Levitated Mass

Extravagant folly or sphinxlike masterpiece?

Extravagant folly or sphinxlike masterpiece? Michael Heizer’s Levitated Mass has drawn both praise and censure since its June 2012 debut at LACMA. One thing’s for sure: The $10 million, 340-ton boulder perched above a trench is now a symbol of civic art, public spending, and complex engineering. Here’s how L.A.’s giant rock holds up.

1. The Rock
The 900 million-year-old granite chunk comes from a Riverside quarry frequented by Heizer. That it stood alone and unscarred after nearby blasting appealed to him — and at 21.5 feet high, so did its size.

2. The Location
To move the boulder, a shipping company custom-built a 294-foot transporter with nearly 200 wheels. Though Riverside is normally an hour’s drive away, the transporter traveled 105 circuitous miles over 11 days—and at less than eight miles per hour through four counties—before ending up at LACMA.

3. The Slot
In April 2012, the rock met its counterpart: a 456-foot-long slot cut into the earth in the museum’s backyard. The concrete structure is the granite’s roost as well as a pathway for visitors. Built-in handrails ensure access for all.

4. The History
Heizer’s earliest conceptions of the rock-and-slot sculpture date to 1969. The green light came decades later, when the artist’s friend Michael Govan was appointed LACMA’s CEO and director in 2006.

5. The Shelves
Local and state seismic codes required the boulder to have a stronger base than the original minimalist trench.
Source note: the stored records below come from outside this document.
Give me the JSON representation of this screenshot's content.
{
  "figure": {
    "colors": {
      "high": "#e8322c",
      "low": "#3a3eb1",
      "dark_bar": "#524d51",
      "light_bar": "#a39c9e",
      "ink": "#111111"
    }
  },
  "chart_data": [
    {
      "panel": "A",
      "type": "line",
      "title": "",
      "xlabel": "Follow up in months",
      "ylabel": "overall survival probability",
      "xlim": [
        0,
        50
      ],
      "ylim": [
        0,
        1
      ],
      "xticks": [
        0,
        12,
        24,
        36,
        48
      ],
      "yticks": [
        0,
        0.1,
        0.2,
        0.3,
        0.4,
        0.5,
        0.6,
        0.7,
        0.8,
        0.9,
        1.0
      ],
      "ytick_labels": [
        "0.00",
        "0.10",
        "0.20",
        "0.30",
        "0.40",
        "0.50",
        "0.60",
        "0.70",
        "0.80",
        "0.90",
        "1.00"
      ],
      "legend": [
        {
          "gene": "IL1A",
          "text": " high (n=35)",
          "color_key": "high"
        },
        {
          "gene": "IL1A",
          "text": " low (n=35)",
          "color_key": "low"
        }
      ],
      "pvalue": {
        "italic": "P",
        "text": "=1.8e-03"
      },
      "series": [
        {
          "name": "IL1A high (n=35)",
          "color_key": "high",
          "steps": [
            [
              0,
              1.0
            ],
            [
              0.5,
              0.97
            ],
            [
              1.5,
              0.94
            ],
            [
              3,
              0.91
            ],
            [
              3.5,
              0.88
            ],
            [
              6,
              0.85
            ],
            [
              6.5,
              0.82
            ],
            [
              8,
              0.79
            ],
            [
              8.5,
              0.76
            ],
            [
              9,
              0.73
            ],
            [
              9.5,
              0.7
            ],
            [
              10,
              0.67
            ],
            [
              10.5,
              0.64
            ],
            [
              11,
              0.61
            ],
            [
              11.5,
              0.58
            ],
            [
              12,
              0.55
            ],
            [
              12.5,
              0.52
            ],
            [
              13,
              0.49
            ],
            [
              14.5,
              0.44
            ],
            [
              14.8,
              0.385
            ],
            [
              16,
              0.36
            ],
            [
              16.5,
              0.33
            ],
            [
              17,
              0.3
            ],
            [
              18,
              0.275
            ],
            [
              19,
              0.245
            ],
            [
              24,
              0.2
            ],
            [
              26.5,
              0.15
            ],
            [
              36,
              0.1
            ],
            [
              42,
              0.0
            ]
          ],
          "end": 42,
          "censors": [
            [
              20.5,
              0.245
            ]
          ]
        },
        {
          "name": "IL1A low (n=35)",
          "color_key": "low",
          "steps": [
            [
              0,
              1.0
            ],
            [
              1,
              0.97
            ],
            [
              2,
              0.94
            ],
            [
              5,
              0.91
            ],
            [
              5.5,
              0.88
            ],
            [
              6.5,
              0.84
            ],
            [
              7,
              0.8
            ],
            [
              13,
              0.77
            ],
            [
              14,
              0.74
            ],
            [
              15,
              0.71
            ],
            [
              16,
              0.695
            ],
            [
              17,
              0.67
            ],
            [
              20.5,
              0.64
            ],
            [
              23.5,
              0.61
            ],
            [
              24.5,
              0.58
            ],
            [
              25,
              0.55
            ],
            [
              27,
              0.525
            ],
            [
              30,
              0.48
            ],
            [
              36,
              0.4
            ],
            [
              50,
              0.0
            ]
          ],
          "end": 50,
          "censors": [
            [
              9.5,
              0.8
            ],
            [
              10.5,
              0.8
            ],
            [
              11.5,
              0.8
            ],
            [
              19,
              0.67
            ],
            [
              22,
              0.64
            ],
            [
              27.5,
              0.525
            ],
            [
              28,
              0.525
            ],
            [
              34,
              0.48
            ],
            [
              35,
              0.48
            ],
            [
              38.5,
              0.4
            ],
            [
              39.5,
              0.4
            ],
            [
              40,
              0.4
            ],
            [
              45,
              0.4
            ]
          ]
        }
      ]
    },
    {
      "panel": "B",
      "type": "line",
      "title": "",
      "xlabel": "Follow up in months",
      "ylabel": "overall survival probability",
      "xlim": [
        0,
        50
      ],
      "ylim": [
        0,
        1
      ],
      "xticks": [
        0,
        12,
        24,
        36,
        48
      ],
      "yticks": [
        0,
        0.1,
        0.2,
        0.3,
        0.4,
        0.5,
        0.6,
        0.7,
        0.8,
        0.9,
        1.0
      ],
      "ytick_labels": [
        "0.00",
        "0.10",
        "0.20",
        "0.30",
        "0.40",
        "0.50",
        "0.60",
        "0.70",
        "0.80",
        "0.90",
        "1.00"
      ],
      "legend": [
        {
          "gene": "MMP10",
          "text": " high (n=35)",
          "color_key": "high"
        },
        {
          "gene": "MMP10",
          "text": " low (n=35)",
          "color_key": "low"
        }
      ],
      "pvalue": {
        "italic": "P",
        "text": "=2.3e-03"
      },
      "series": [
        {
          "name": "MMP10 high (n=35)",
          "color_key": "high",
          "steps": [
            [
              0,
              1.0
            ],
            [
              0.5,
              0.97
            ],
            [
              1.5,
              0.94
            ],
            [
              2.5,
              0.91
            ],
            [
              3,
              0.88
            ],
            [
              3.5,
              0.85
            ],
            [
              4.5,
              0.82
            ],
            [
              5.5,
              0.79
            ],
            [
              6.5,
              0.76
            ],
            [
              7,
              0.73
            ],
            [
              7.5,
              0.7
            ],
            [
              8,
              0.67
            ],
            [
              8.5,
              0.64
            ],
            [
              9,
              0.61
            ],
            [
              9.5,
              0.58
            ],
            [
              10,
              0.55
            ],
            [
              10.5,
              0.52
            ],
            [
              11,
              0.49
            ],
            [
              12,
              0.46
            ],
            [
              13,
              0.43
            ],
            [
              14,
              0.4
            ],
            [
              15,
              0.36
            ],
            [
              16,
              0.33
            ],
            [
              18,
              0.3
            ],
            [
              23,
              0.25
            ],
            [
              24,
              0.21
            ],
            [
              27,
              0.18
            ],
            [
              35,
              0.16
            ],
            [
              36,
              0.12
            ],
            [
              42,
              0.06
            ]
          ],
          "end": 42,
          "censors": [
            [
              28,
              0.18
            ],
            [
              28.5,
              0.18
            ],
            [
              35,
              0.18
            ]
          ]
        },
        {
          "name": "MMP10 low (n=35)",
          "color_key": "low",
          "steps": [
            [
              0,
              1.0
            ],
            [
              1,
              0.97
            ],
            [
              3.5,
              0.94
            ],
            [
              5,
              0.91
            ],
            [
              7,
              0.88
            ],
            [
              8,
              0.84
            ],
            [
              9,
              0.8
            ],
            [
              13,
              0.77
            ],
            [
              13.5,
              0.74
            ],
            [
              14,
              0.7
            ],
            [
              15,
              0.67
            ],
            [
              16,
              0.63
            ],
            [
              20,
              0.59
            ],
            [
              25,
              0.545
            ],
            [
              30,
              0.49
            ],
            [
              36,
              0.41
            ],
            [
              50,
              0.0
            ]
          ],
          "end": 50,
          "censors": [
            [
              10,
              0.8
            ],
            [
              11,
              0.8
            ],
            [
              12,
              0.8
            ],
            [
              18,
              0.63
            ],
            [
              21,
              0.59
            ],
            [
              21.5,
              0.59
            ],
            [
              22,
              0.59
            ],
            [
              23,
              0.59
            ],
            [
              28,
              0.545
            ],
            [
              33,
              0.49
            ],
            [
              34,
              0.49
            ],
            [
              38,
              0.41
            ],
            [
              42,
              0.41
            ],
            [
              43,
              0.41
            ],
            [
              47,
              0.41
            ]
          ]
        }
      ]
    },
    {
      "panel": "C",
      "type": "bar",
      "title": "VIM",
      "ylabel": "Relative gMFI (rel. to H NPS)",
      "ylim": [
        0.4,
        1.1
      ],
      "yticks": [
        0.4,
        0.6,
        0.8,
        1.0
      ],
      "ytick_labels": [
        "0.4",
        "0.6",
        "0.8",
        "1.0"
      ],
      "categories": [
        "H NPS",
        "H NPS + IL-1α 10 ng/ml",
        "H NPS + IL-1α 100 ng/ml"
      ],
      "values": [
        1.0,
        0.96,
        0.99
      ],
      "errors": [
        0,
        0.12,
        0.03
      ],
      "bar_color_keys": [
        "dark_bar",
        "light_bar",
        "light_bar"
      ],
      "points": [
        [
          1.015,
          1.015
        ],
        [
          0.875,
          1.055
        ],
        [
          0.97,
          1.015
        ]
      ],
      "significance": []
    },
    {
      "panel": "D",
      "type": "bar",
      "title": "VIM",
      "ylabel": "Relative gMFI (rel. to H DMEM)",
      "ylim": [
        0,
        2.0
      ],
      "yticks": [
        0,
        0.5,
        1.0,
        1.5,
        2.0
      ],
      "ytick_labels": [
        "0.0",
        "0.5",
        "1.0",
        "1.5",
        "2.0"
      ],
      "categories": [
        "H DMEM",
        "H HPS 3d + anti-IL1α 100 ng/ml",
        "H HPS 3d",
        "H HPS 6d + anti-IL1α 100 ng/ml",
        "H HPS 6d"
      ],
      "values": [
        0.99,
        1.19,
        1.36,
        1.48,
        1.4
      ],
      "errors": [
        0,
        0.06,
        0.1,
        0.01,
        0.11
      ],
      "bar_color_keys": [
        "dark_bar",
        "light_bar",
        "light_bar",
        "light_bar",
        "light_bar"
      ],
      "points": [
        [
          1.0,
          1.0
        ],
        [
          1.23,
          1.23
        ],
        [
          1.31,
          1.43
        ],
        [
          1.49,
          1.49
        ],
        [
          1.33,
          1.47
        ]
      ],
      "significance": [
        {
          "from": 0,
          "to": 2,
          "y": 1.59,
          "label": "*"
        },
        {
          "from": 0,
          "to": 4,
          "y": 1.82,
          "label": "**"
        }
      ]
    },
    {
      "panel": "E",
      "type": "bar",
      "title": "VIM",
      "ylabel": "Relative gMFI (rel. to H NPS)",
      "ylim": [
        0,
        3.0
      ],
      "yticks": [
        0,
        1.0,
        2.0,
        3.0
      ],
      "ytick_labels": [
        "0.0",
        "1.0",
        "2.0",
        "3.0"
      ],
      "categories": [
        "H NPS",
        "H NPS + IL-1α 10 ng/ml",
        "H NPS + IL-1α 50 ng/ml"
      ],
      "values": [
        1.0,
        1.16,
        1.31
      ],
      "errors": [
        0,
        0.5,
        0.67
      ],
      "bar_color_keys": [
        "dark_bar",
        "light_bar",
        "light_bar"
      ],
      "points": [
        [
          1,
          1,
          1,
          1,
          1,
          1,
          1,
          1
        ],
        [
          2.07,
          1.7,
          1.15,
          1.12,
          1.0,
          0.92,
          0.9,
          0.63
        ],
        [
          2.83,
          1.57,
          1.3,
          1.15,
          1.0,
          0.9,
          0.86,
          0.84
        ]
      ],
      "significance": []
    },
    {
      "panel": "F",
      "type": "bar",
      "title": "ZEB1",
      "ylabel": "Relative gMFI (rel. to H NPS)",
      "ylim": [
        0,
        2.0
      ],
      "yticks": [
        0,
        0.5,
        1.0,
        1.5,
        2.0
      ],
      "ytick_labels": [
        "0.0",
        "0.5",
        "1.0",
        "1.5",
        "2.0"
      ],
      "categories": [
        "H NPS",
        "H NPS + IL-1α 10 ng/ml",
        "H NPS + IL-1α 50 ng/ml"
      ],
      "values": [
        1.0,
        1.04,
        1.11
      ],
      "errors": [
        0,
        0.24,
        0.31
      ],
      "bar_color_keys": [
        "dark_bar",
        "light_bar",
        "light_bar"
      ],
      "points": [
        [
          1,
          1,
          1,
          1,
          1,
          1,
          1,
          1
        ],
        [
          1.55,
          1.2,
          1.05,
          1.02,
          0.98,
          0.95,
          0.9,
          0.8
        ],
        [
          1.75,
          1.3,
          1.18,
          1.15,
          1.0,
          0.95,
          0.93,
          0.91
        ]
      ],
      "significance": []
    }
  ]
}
The artist chipped away parts of the rock’s bottom so it would sit flush atop two stainless steel shelves bolted to the walls. With a core drill and special epoxy, engineers inserted steel pins through the shelves and into the rock, stabilizing the sculpture. Levitating or not, this mass ain’t going anywhere.

6. The Rock Chamber
The distance between the boulder and the ground is 15 feet. Channels built at the base of the walls whisk away rainwater into a nearby storm drain.